Felix Chukwuma Nwokolo 1933-2009

I am writing this in a sprial notebook that once belonged to my Dad. I have just run out of power on my laptop, and on my not-so-smart smartphone. PHCN is not forthcoming with electricity, and at this early hour, a thundering generator is just evil. There are thus no other extensions to writing fingers save the humble paper and pen.

And what is this spiral notebook sitting close at hand? It is of course Nwachukwunedu’s. I have these mementoes of his passing – I really have no need of ‘mementoes’, of course, for he sleeps with his wife at the bottom of my garden – but I have them all the same: cufflinks he once favoured, a battered attache case he once carried, which now follows me around the world… but what is this spiral notebook?

I like to stumble upon Nwachukwunedu’s notebooks. (This was not his natal name, of course. His given name was Chukwuma, which he gave me, and which he gave my first son too. But among the Igbo there is yet an opportunity for a man to choose a name of his own volition. At my father’s mkpalor ceremony in the ’70s, he chose for himself the name Nwachukwunedu, the Child Led of God. My mother’s new name was Eziogolibuno, the good wife IS the home. It is of course unthinkable for the well-bred African to call his own parents by first name, and there are many respectful monikers that ensure that that breech of protocol does not occur. But post-mpalor, when once they take their new names, parents can finally get on first name terms with their progeny. They are praise names, you see. Specially modulated to caress the spirit of the owner. So mere men have taken title names such as The Sun That Moons Revolve Around, but this was my father’s name, which is now my younger brother’s too: Nwachukwunedu, The Child led of God. I see him now, as I enter his retirement home, with him recumbent in the chair of his generous court, as I call – as I hail him – as his face wreathes in a smile.
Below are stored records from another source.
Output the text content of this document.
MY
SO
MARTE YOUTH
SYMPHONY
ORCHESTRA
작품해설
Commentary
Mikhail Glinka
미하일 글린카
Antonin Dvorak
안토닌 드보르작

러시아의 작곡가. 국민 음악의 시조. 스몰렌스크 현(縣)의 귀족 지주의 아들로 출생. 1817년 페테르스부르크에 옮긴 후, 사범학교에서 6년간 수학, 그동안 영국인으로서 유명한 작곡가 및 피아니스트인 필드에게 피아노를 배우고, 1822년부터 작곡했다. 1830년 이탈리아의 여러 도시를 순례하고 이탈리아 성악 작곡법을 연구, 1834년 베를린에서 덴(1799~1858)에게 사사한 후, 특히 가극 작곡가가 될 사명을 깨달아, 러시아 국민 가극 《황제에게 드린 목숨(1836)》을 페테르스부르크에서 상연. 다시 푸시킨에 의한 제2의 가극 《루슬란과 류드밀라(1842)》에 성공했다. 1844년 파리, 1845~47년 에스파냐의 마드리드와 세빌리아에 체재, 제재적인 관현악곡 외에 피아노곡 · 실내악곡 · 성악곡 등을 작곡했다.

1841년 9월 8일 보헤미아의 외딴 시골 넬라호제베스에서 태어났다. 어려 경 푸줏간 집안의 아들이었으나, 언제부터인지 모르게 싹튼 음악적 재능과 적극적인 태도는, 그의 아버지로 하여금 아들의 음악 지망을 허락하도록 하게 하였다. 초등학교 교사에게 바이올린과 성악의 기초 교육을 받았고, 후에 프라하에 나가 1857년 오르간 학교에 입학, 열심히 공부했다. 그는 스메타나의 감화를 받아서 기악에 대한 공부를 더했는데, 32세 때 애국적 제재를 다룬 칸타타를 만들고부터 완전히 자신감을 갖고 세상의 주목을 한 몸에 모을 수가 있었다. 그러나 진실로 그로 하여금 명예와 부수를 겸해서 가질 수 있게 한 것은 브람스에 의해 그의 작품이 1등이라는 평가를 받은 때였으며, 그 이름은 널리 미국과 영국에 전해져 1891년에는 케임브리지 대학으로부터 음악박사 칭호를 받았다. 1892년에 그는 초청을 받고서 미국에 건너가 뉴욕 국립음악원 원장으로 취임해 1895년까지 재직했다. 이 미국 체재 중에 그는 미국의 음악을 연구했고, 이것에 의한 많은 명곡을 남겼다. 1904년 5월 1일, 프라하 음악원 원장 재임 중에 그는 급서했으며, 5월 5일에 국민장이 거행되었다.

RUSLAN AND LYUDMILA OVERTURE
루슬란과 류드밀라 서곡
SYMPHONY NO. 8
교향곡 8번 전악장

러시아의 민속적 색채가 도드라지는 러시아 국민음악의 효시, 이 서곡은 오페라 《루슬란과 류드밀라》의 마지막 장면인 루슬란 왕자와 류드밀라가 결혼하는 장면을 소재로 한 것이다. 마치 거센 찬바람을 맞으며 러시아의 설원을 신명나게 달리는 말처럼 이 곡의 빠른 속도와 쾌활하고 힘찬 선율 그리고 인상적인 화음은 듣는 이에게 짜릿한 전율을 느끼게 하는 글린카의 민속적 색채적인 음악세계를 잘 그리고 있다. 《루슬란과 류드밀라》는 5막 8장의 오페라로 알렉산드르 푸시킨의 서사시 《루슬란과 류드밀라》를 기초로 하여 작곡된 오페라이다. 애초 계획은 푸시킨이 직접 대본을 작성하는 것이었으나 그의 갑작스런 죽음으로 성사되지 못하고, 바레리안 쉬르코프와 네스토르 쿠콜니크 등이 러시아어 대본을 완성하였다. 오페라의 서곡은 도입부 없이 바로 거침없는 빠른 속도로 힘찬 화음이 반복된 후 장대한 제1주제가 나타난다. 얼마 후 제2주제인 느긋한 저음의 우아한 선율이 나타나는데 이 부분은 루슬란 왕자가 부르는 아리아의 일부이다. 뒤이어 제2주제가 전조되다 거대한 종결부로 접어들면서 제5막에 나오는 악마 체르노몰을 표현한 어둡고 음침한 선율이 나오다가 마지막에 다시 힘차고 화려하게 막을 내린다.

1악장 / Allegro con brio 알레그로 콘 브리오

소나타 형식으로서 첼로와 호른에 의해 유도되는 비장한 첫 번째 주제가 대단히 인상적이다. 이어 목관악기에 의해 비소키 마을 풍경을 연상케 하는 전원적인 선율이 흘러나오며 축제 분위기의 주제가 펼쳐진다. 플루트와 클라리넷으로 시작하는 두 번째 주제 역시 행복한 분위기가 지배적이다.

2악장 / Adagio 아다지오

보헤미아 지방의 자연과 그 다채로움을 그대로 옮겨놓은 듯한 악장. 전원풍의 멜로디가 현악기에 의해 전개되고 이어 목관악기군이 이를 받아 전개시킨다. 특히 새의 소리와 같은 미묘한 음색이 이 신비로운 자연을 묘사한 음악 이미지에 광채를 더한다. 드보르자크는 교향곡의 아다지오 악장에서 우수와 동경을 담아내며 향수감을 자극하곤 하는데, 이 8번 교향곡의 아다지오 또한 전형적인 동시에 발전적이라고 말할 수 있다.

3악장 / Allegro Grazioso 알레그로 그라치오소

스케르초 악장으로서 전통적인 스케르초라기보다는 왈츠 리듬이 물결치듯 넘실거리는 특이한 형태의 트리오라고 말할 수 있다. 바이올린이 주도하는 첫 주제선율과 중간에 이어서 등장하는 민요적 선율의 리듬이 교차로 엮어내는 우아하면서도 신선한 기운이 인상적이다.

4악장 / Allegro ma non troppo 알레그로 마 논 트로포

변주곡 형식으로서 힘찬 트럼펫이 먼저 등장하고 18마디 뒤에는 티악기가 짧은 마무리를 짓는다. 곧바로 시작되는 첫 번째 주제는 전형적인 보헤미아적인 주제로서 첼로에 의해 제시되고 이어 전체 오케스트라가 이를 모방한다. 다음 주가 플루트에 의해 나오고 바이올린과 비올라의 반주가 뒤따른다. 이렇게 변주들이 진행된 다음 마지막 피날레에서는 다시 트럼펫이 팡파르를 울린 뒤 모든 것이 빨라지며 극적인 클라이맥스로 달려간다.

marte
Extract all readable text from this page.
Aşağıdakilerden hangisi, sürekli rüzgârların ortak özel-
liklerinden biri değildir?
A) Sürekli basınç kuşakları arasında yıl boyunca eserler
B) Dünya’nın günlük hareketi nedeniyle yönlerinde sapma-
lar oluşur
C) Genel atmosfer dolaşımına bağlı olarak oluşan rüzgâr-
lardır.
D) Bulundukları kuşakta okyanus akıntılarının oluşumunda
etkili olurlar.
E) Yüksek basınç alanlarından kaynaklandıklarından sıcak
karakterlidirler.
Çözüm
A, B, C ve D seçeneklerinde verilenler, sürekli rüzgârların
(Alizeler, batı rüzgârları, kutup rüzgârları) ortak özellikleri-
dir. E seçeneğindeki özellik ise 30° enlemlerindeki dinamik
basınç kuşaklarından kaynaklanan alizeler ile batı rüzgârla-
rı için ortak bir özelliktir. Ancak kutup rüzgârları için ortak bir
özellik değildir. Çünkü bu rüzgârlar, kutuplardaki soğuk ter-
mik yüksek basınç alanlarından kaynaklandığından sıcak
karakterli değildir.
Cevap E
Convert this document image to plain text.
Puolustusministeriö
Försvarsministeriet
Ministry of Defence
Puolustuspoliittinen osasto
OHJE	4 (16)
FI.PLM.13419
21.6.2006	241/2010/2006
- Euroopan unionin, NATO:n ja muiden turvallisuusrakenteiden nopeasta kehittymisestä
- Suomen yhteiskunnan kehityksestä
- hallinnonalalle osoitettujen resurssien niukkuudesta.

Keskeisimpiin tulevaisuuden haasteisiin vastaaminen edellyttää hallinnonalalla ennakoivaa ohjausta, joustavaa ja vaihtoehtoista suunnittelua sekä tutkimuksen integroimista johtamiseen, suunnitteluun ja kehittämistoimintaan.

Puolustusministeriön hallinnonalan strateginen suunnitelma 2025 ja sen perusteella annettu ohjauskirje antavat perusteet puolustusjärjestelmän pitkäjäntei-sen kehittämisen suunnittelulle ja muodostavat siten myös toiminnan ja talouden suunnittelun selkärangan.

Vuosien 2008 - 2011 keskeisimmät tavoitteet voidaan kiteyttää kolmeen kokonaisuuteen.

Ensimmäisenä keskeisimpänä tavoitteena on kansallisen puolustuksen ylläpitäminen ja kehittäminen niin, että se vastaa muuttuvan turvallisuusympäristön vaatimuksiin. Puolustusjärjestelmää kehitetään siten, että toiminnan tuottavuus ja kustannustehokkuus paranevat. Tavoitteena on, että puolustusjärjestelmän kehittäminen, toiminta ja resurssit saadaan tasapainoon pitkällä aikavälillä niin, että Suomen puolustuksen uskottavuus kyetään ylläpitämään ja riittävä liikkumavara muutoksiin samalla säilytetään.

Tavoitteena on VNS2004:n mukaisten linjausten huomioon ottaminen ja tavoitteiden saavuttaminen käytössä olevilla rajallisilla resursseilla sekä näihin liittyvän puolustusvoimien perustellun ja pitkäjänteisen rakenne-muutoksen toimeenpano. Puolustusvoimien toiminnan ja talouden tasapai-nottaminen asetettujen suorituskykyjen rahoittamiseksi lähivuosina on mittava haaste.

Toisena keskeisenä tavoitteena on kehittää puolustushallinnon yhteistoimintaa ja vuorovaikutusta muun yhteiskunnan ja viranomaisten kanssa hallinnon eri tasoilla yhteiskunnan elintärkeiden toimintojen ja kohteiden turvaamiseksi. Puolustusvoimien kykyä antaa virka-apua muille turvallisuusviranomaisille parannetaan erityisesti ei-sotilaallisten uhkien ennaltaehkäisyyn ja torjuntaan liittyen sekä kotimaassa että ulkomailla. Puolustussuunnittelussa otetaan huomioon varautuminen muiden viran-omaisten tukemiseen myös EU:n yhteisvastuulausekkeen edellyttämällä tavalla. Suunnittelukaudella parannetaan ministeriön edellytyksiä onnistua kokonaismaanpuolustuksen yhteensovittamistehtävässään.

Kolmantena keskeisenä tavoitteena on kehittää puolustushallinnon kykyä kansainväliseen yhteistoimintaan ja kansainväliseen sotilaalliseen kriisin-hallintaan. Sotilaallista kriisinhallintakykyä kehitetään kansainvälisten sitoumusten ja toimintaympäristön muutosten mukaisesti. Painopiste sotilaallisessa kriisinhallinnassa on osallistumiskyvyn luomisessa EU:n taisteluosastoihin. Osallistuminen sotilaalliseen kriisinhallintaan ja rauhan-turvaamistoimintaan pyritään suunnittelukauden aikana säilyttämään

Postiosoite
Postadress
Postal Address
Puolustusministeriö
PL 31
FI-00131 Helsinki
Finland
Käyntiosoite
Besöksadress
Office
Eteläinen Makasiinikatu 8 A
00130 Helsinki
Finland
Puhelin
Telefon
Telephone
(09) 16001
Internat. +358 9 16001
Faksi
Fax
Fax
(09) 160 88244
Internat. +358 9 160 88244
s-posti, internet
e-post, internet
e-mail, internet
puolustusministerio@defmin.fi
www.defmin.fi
And his wife… I only called her EziOGOLIbunor in my teens… after that she was always EziNNEbunor to me: The Good Mother is the home. I remember my father grumbling now and again: that’s not your mother’s name, Chuma. But I’d persist: she may be wife to you, Nwachukwunedu, but she is Mum to me. And she would glow too, as we called and praised her, in- and out-of-season.)

I like to stumble upon Nwachukwunedu’s notebooks, because they evoke the most luxuriant memories of him. They are not his soul, of course, and I will rest this notebook when the empty interstices of it are also full of my own jottings, but for now, it is good to see his handwriting, as unique to my eyes as his face, as his laughter was. To see the hurried notes he made when life was urgent, when days were plenty, and when the car was waiting downstairs to ferry him off to work…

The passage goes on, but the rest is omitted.